“Everything counts in large amounts …”
That lyric may be all well and good for Depeche Mode (make that, Rock and Roll Hall of Fame shortlisted Depeche Mode), but sometimes, smaller amounts count just as much.
Take the Florida Scrub-Jay. (Photo above by Louise Hunt, courtesy of the Cornell Lab of Ornithology) At just about 5,000 individuals, Florida’s only exclusive endemic is Endangered. And with the bird’s oak scrub habitat rapidly disappearing, scientists are searching for ways to preserve the species.
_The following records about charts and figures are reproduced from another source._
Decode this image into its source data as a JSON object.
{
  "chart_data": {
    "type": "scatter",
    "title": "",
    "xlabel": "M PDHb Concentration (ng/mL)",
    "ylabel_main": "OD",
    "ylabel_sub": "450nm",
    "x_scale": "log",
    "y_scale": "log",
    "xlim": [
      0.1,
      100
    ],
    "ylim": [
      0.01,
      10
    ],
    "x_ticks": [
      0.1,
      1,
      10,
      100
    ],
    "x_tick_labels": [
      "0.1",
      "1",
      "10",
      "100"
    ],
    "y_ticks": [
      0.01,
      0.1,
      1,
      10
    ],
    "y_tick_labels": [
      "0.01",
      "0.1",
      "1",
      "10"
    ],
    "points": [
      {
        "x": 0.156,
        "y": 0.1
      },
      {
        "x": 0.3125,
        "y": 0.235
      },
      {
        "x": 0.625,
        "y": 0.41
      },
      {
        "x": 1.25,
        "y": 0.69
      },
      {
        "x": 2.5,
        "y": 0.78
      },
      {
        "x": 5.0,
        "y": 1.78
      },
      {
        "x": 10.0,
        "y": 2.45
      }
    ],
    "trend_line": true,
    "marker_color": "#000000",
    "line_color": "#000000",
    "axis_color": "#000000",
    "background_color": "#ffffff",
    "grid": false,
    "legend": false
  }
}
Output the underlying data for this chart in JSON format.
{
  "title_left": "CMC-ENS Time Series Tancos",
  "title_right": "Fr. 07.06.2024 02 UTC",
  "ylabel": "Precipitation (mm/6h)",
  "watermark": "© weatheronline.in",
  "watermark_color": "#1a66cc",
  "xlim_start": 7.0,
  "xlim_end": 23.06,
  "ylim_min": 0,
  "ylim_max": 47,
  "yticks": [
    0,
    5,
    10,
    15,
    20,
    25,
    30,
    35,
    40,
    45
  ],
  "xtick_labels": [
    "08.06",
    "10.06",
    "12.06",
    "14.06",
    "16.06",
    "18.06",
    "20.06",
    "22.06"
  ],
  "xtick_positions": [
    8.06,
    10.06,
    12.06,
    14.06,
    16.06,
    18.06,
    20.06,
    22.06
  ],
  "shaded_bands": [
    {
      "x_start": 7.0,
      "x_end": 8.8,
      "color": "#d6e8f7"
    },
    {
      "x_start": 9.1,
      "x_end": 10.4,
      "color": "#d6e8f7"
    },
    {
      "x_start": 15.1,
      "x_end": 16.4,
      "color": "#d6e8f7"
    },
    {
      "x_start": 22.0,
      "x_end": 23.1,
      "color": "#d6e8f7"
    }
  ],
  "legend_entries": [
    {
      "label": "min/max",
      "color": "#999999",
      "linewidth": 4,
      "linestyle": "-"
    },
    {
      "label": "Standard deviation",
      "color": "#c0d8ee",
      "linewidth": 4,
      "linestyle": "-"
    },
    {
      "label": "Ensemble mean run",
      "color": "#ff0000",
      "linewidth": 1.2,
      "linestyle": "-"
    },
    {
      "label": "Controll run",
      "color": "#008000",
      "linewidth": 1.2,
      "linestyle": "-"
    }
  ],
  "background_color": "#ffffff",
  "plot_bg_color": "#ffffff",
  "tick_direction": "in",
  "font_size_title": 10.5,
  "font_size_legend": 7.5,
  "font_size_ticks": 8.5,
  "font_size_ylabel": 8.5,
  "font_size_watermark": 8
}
New research in Current Biology suggests that concentrating efforts on saving the remaining four large populations of the Florida Scrub-Jay isn’t all that’s needed. It turns out that smaller, scattered “satellite” groups of the bird are a source of needed genetic diversity when individuals leave the satellites and join the main populations. Consequently, their breeding efforts with resident birds produce more and healthier offspring than “inbred” resident-resident pairings.
As researcher Nancy Chen (formerly of Cornell University and now with the University of California, Davis) put it in a press release, “It’s important to consider preserving small and even inbred populations … as they may play a vital role in preserving genetic diversity in larger and seemingly stable populations.”
Or as Lin-Manuel Miranda might say, “Immigrants—we get the job done.”